Selat Segar Solo Jadi Favorit

img_20190925_230313_kfv.JPG
Selat Segar Solo (c) Billy Ramdani.Travelingyuk

Setelah menimbang-nimbang, saya akhirnya memutuskan untuk pesan Selat Segar Solo yang direkomendasikan sejumlah orang. Seporsinya dibanderol Rp20.000 saja. Begitu pesanan tiba, melihat tampilannya saja saya langsung ngiler. Selain galantin, makanan khas Solo ini disajikan bersama telur rebus, kentang goreng, wortel, buncis, potongan tomat, serta nanas.

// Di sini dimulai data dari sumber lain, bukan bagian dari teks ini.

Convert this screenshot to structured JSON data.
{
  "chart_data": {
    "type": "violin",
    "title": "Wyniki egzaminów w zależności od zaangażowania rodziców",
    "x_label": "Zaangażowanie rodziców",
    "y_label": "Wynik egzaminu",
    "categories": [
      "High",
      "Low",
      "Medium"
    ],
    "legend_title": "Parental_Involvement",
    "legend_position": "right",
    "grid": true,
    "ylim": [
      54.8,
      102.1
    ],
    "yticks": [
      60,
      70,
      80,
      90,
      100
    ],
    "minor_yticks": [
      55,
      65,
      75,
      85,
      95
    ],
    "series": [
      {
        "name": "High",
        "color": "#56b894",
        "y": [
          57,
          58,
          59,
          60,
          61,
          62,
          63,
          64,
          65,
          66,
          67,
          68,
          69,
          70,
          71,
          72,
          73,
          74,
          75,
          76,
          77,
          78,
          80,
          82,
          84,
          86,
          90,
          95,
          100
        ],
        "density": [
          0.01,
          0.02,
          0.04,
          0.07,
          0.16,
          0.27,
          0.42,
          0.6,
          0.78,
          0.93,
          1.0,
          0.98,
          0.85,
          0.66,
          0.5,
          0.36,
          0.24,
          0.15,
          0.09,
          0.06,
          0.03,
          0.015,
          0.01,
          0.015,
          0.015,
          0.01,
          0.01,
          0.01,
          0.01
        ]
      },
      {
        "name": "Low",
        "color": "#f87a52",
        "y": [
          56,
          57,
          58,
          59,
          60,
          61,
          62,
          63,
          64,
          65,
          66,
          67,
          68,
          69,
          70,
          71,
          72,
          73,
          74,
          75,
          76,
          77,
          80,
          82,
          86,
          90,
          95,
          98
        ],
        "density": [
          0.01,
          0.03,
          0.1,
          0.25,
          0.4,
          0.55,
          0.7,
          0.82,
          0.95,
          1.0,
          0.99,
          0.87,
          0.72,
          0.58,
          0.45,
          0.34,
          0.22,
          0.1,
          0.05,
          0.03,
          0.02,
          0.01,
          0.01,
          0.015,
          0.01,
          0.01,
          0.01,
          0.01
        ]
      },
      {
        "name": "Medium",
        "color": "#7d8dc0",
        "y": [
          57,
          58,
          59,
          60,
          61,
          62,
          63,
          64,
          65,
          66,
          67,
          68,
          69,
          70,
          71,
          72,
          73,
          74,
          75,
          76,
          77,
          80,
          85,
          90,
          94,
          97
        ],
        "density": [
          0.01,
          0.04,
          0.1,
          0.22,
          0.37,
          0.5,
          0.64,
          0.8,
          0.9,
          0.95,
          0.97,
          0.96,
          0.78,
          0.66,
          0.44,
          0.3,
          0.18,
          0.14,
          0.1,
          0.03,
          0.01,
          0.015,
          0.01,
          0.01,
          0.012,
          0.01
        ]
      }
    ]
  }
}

Tanpa buang waktu, saya lantas mencicipi kuahnya. Ternyata bukan sekedar isapan jempol Teman Traveler, sajian selat di sini memang benar-benar enak. Bumbunya terasa gurih, siapapun yang mencoba pasti bakal langsung jatuh cinta. Percaya deh.

Menu Lain yang Tak Kalah Menarik

img_20190925_230330_75e.JPG
Chicken Mushroom (c) Billy Ramdani/Travelingyuk

Sajian lain yang tak kalah nikmat adalah Chicken Mushroom. Olahan ayam jamur ini dikemas menarik dengan paduan cita rasa gurih, pedas, dan asam yang nikmat. Menyantapnya dijamin bakal bikin Teman Traveler merem melek saking enaknya. Harganya pun cukup terjangkau, hanya Rp24.000 per porsi.

Bagaimana Teman Traveler, tertarik mampir ke Omah Selat? Jika berangkat dari arah Pasar Klewer, kalian hanya butuh waktu kurang lebih enam menit untuk sampai sini. Jangan lupa mampir jika sedang liburan di Solo ya.